Now an Engine Systems alum, Mantovano works at Ford Motor Company in engine component calibration and controls. His career and education helped him journey from a young engine hobbyist to an expert in his field.
Mantovano’s automotive passions were nurtured by his family. Both of his parents are originally from Italy, and according to Mantovano, they taught him the importance of hard work and dedication. His father worked in avionics and imbued him with a similarly mechanically-inclined mindset.
“I was constantly with him. Fixing things in the garage, helping him build the deck. All of the ins and outs of building technical stuff,” he said.
By the time Mantovano began an introductory power mechanics course in high school, he was already fascinated by the intricacies of the internal combustion engine.
“This technology is over a century old, and there is still so much refinement taking place. I started to notice how much room there was for improvement even then,” he said.
Inspired by his first contact with engine work and observing the innovation taking place in high mileage vehicle competitions across the Midwest, Mantovano and a teacher started a team where they worked on an engine getting 140 miles per gallon, an impressive achievement at the high school level.
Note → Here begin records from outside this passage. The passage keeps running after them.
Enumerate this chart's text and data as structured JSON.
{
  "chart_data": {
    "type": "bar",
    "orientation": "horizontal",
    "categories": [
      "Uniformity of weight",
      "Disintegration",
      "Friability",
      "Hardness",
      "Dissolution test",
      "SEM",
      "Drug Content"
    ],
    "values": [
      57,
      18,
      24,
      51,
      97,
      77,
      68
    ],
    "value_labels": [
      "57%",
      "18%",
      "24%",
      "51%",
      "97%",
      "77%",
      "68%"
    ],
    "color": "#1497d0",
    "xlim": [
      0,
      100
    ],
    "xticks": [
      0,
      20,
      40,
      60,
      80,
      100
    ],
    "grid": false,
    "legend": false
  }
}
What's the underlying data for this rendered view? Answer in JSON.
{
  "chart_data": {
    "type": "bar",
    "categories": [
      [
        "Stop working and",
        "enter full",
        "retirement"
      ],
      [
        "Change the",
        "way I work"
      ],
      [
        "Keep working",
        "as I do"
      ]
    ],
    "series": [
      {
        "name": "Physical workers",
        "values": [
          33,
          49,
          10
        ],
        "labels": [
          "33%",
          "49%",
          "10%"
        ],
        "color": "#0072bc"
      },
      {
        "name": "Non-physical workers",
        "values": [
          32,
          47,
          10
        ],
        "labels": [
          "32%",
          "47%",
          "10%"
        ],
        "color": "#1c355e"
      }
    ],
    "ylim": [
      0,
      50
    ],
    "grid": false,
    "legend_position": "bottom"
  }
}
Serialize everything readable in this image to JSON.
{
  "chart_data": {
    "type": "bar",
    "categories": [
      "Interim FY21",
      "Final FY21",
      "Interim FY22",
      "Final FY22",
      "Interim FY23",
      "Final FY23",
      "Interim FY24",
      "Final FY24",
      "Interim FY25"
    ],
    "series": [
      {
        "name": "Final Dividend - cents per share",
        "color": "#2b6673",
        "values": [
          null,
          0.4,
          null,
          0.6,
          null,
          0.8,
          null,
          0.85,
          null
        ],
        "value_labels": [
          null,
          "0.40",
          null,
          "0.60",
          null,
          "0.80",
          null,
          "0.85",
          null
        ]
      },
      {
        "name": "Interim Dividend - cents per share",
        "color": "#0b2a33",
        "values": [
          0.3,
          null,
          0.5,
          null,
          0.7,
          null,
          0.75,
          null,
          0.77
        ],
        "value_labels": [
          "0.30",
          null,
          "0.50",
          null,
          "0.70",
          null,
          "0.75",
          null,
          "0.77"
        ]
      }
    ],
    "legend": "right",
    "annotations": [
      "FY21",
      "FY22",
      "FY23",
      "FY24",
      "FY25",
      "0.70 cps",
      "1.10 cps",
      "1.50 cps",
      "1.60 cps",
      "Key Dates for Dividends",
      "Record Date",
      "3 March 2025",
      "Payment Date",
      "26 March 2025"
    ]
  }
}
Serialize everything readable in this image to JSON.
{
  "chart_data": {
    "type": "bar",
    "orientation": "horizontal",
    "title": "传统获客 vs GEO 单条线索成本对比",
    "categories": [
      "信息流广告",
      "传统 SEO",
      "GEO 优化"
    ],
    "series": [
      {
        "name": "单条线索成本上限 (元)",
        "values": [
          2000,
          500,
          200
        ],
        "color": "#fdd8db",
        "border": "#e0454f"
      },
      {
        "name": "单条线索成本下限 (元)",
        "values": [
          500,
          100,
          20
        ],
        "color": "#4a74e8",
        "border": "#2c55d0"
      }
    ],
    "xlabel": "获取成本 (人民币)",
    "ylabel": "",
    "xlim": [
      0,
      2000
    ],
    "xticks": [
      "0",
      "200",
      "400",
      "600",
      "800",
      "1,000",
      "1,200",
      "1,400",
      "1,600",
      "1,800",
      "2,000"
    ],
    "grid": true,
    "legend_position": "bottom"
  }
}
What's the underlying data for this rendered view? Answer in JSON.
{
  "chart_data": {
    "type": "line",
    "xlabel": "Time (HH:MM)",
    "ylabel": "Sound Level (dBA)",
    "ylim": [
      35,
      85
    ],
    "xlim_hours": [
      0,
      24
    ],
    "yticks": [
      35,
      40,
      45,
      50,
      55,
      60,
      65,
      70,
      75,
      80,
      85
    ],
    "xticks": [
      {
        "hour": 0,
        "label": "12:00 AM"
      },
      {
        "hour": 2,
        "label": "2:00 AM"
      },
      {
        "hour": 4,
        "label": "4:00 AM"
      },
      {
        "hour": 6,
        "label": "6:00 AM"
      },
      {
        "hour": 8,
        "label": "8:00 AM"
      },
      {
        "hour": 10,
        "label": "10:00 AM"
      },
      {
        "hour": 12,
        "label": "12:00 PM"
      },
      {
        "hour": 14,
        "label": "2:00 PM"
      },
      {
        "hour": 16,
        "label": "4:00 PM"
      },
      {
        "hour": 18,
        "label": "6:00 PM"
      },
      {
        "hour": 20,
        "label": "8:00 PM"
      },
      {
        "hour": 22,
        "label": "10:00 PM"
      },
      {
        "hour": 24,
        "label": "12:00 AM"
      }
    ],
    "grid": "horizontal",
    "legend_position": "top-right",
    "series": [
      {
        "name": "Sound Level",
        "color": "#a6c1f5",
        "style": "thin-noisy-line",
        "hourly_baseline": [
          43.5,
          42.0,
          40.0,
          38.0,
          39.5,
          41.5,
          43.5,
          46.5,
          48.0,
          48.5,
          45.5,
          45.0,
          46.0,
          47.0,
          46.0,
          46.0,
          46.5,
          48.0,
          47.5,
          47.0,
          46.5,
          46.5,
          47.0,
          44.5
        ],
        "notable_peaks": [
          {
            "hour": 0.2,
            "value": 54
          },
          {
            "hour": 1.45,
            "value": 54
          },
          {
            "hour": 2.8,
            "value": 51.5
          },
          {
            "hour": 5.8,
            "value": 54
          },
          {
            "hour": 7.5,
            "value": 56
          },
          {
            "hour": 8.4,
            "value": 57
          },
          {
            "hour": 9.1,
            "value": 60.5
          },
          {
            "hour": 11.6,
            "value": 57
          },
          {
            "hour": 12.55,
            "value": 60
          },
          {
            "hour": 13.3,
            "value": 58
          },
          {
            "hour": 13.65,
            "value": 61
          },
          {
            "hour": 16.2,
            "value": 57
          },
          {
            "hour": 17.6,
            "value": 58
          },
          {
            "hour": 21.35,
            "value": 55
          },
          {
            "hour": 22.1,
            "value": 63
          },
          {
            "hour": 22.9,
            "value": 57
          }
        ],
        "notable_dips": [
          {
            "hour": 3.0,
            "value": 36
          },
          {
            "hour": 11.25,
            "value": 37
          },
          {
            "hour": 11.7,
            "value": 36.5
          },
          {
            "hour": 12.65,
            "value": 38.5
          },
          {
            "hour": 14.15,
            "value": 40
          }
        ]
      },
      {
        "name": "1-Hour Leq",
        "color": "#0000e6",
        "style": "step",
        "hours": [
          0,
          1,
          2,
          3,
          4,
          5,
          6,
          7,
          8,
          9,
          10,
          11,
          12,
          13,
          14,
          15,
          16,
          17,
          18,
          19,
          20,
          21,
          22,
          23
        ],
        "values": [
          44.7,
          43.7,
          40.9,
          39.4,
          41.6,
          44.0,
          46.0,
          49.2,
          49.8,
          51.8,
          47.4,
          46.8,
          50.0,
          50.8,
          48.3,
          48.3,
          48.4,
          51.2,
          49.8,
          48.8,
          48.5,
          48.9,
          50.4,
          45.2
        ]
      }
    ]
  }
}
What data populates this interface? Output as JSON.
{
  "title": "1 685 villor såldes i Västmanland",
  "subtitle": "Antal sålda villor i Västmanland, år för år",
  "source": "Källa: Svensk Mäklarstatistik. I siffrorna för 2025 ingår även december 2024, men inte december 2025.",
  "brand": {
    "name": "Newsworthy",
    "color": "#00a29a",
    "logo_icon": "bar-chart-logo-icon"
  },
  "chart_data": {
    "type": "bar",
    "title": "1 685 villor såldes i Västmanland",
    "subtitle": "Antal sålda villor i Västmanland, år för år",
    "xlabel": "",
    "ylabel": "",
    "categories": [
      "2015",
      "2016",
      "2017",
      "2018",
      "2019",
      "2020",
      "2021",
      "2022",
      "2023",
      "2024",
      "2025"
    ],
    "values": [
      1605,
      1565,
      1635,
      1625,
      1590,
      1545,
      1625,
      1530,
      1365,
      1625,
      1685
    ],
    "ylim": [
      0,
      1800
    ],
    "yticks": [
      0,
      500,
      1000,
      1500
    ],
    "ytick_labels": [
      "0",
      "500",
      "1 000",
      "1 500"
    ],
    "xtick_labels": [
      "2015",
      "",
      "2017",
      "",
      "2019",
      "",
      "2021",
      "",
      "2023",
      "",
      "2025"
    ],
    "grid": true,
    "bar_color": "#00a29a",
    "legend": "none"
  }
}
“So pretty much from that point onwards I knew I wanted to focus on changing our paradigm of transportation,” he said. “When it came time, I applied for a bunch of different bachelors of engineering programs.”
Mantovano decided he couldn’t beat UW-Madison. He began his freshman year by joining the Formula SAE Racing Team, and by his sophomore year, the team took home the world championship for the first time.
After graduation, he secured a position with Ford, and as his responsibilities evolved he became comfortable with his position.
“It was time to take it to the next level,” Mantovano said.
Mantovano began the Engine Systems program in the fall of 2014 and completed the program in fall 2017. The unique variety of classes kept him engaged.
“What this program really helped me see is all of the different aspects of the internal combustion engine, not just the design itself,” he said. “How do I manage the people? How do I get the designers to get these parts manufactured? How am I working out warranty?”
According to Mantovano, while the program benefitted him, the time commitment was sometimes challenging.
“I didn’t realize how much time I was dedicating to my education until I graduated,” he said.
Despite this, Mantovano felt that getting his master’s was well worth it. The engine systems degree has improved his value to Ford, and is helping him pursue further positions.
Looking back, Mantovano is proud that he followed passions that began in his youth.
“As humans we only have so much time on this earth, and in that time I want to learn as much as I can,” he said. “I recommend this program to anybody who is motivated to challenge themselves and continue learning.”